В ряду средств, маркирующих слитность двух ступеней познания (восприятия и рефлексии), оказываются и конструкции с формами при взгляде, при виде, при звуках (Вот письма первой любви, первых товарищей . И при взгляде на каждое из них у меня сжимается сердце (И. Бунин. Без роду-племени. I, 322)), сочетания оценочной лексики со словом вид: жалкий вид, трогательный вид, пугающий вид и т.п., особенно в контекстах, характеризующих эмоциональную реакцию субъекта на объект восприятия: Знаете ли вы забитых трудом и бедностью старушек <...>? Почему-то все они маленького роста, ходят в стареньких бурнусах и убогих шляпках, смотрят на все робкими, недоумевающими глазами и возбуждают мучительную жалость своим покорным видом... (И. Бунин. Без роду-племени. I, 320-321).
Восприятие может быть стимулом эмоции, т.е. предшествовать ей, но может и предваряться или сопровождаться ею. Именно художественный текст обнаруживает, что восприятие почти никогда не бывает нейтральным в эмоциональном отношении. Отсюда и многочисленные сочетания глагола восприятия с эмоциональным наречием (радостно вглядывался в лица) или существительным в творительном падеже, обозначающего чувство (с удивлением слушал, с тревогой смотрел и т.п.).

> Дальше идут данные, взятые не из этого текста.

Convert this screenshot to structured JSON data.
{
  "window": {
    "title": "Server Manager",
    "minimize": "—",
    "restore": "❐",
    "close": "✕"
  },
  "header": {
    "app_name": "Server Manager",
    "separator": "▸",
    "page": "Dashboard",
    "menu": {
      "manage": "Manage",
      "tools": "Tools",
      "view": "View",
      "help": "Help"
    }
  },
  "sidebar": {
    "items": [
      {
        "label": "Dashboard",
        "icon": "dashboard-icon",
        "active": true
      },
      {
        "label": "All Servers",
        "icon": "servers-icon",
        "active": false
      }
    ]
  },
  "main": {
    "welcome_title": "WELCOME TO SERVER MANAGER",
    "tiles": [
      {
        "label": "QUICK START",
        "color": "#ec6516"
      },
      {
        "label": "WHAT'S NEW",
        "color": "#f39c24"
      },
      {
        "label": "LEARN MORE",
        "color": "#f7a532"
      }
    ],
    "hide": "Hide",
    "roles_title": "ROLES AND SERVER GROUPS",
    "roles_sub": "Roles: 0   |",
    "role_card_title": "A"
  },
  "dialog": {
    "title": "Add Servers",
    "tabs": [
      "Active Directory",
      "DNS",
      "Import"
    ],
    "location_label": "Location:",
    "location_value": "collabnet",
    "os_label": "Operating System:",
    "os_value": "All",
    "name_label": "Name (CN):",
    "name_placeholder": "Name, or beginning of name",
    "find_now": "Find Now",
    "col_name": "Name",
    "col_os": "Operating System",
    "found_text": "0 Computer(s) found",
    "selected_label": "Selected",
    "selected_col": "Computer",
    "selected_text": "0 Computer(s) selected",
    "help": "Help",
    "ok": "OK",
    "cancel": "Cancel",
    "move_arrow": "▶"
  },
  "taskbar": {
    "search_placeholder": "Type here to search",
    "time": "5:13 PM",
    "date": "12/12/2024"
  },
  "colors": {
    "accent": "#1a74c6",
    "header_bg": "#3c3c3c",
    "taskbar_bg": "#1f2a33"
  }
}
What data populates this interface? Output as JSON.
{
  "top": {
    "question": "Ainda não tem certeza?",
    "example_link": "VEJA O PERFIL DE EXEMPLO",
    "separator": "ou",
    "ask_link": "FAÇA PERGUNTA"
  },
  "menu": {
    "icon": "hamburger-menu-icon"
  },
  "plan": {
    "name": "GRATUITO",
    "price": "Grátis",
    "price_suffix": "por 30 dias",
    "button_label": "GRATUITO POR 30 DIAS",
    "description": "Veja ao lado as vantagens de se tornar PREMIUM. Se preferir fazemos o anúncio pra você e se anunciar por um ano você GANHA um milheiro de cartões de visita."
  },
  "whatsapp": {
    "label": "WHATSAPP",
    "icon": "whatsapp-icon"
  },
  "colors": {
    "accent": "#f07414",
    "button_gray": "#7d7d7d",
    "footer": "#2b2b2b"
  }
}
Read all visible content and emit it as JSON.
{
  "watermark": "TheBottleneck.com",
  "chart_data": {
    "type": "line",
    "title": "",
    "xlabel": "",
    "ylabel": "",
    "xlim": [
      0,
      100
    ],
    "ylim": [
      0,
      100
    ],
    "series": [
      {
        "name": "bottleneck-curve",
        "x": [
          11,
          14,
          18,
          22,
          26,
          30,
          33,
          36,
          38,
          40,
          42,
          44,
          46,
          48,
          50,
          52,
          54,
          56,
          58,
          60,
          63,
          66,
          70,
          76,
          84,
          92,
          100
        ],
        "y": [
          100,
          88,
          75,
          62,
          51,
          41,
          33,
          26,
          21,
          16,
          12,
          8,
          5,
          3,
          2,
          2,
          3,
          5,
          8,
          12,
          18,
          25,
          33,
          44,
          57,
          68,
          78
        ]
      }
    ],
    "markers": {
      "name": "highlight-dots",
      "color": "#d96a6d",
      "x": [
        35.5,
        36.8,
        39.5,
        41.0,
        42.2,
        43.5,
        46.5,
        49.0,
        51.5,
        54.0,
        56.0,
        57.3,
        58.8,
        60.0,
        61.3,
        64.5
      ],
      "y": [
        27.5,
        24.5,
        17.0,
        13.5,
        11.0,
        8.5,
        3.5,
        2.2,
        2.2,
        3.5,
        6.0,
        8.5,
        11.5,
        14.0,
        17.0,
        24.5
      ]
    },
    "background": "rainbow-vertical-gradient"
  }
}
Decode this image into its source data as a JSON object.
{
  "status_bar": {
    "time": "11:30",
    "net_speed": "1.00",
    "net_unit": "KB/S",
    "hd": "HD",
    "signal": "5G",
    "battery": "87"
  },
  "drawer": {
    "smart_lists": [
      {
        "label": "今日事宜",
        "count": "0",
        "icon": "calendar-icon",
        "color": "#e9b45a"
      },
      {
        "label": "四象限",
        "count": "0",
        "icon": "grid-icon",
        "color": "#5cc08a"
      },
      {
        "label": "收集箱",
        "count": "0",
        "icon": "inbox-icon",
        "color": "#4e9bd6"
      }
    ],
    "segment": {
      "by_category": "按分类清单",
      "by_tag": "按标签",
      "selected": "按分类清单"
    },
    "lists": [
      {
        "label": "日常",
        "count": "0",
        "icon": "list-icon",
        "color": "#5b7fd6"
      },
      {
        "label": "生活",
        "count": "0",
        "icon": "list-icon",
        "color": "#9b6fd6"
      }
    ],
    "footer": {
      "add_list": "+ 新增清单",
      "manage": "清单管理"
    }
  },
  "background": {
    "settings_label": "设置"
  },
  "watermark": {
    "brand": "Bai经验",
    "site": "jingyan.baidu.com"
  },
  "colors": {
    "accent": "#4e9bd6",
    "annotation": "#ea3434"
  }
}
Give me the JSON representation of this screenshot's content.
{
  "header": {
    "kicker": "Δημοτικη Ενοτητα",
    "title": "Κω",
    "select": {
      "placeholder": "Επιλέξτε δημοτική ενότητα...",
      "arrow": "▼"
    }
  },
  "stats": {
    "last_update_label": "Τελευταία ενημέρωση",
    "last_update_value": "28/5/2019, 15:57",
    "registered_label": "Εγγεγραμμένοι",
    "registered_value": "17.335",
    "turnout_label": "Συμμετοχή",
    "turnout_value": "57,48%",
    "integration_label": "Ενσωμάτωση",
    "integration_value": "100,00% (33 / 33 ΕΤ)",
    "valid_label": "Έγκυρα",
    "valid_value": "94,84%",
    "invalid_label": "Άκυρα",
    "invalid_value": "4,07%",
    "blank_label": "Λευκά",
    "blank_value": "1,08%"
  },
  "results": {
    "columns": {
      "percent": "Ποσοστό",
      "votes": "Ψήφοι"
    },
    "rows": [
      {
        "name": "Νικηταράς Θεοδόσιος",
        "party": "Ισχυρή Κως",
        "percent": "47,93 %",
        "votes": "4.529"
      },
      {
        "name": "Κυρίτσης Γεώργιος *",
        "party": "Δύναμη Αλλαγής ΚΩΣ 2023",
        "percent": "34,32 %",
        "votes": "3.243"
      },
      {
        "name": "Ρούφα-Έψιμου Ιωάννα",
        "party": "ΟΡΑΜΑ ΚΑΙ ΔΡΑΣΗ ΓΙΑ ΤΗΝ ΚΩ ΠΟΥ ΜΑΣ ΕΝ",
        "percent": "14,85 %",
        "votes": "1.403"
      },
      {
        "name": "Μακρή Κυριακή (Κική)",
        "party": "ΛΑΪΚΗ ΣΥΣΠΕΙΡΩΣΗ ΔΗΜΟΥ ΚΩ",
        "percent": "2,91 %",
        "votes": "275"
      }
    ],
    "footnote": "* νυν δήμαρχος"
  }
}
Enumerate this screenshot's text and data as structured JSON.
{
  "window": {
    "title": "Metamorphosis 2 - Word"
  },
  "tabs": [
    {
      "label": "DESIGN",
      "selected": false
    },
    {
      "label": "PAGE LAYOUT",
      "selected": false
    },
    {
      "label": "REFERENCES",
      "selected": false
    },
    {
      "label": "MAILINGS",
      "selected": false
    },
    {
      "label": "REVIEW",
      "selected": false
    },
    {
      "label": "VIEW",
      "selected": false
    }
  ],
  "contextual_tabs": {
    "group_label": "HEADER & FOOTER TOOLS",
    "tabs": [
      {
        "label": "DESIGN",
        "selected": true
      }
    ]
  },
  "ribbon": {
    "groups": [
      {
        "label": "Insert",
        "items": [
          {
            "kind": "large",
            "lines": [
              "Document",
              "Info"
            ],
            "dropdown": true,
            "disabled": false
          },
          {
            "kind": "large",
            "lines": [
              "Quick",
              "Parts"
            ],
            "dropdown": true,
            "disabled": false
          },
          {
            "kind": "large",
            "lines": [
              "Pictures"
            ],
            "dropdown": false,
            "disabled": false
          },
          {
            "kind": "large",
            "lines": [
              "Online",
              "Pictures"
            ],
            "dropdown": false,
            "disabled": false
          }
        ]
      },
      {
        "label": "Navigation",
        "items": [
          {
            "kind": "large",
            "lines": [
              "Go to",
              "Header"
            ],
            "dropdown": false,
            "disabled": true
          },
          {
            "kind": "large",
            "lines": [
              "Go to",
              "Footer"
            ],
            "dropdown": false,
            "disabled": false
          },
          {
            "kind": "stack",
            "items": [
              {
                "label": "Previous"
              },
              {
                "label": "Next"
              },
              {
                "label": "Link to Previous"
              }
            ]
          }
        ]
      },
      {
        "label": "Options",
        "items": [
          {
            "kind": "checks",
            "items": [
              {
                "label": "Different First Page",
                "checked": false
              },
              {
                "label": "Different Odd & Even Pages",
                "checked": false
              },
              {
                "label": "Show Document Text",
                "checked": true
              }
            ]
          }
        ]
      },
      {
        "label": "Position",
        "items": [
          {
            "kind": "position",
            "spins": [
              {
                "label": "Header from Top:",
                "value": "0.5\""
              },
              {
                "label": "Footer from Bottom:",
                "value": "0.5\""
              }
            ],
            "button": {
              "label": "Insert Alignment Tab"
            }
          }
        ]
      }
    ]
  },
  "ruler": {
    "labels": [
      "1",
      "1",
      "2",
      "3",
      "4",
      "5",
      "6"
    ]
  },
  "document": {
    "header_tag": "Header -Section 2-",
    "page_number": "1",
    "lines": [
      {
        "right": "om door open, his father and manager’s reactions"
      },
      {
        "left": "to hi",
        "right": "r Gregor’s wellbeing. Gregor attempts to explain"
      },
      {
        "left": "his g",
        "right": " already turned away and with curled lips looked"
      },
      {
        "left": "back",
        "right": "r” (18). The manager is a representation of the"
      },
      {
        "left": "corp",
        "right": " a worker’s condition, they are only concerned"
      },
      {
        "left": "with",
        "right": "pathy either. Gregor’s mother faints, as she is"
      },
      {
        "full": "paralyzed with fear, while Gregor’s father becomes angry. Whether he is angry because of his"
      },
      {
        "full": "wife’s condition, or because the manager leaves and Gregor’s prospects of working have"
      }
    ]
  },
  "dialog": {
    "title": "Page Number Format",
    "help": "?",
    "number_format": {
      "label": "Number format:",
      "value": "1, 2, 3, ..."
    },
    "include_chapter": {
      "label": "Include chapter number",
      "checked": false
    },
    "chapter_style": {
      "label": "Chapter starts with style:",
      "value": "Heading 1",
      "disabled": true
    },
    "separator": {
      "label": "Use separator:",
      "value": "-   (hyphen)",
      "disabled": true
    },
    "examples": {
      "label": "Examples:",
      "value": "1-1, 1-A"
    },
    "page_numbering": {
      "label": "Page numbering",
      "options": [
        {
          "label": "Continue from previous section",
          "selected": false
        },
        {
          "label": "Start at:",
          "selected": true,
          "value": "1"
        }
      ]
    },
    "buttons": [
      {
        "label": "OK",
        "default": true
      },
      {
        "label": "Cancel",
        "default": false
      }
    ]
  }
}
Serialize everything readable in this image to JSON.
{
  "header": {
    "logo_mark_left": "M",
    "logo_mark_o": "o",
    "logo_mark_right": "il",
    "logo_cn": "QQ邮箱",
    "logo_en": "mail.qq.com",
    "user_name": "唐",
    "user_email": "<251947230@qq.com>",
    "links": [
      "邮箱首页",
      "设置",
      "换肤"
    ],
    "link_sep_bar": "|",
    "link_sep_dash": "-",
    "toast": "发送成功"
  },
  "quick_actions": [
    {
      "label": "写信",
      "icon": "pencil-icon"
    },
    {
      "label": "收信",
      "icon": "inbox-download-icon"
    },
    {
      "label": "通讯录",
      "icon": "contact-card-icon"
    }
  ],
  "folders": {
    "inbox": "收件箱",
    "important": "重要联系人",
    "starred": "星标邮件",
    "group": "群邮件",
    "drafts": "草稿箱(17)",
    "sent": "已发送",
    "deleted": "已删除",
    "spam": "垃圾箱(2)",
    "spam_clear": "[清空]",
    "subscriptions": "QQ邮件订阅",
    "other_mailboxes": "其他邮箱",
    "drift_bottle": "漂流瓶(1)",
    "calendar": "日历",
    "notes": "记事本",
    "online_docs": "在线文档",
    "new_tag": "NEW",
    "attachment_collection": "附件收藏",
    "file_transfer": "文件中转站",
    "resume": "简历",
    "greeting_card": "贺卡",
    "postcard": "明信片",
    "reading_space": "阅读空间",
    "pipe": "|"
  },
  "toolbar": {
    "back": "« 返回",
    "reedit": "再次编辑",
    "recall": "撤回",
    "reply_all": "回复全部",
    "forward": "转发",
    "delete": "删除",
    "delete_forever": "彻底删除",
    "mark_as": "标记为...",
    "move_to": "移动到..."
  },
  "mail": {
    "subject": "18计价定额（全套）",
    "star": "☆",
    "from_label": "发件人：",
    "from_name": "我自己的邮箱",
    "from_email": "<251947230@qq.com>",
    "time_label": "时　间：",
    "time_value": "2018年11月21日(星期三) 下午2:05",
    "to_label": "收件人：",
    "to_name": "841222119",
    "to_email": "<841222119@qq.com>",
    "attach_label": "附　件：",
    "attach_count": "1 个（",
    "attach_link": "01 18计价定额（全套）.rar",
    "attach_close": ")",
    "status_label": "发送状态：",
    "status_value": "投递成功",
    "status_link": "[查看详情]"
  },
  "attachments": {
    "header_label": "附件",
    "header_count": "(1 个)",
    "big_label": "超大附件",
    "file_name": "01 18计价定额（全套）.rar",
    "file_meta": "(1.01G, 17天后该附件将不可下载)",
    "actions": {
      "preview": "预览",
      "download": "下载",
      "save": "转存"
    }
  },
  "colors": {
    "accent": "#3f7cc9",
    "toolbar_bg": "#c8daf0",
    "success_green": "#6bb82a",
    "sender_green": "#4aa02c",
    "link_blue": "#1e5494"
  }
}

Ассоциация восприятия с эмоциями обусловливает возникновение и активное функционирование сенсорных тропов, использующихся в изображении предметов: клетка молчала тихо и нежно; долгим, холодным, как могила, и загадочным, как смерть, было молчание дочери; проволока звенит тихо, робко и жалобно и т.п.
Один из способов обозначения ассоциации восприятия с эмоциями обусловлен спецификой передачи физиологических ощущений: обострения или потери чувствительности как следствия эмоционального состояния. В одном из приведенных выше примеров герою так страшно, что в самый жаркий день <.> становилось холодно. В сильном душевном волнении человек может
претерпевать потерю способности воспринимать окружающую среду не только логически, но и физиологически, что передается, в частности, в употреблении предикатов восприятия и маркеров физиологической чувствительности, например, с частицей не:
Он не видел, куда идет, мечтая о том, как он будет сидеть у Линтварева на балконе, вести интересный, живой разговор, пить прекрасный чай и курить дорогую сигару... (И. Бунин. Учитель. I, 216);
И она заплакала, часто моргая глазами, не видя ступенек и так опуская ногу, словно внизу была пропасть, в которую ей хотелось бы упасть. (Л. Андреев. Молчание. 197);
- Когда вас будить? - спросила она, уходя.
Сергей Петрович остановил ее и заговорил, но не слыхал ни своих вопросов, ни ее ответов. Но, когда он опять оказался один, в мозгу его осталась эта фраза: «Когда вас завтра будить?»
- и звучала долго, настойчиво, пока Сергей Петрович не понял ее значения. (Л. Андреев. Рассказ
о Сергее Петровиче. 248);
В половине седьмого я был уверен, что она придет, и мне было отчаянно весело. Пальто мое было застегнуто на один верхний крючок и раздувалось от холодного ветра, но холода я не чувствовал. <. . .>
И без пяти минут семь мне стало жарко.
И без двух минут семь мне сделалось холодно.
Ровно в семь я убедился, что она не придет. (Л. Андреев. Смех. 264).
Восприятие передвигается на периферию состояния человека, в отличие от случаев типа слушал с радостью, в которых эмоция окрашивает восприятие. В данном случае оно (восприятие или ощущение) становится состоянием как бы производным от эмоционального состояния, обусловленным им. Это проявляется в смысловом построении самих контекстов, в частности постпозиции предиката восприятия относительно предиката эмоции, речи, состояния: заплакала, не видя ступенек; заговорил, но не слыхал; мне было весело и холода я не чувствовал.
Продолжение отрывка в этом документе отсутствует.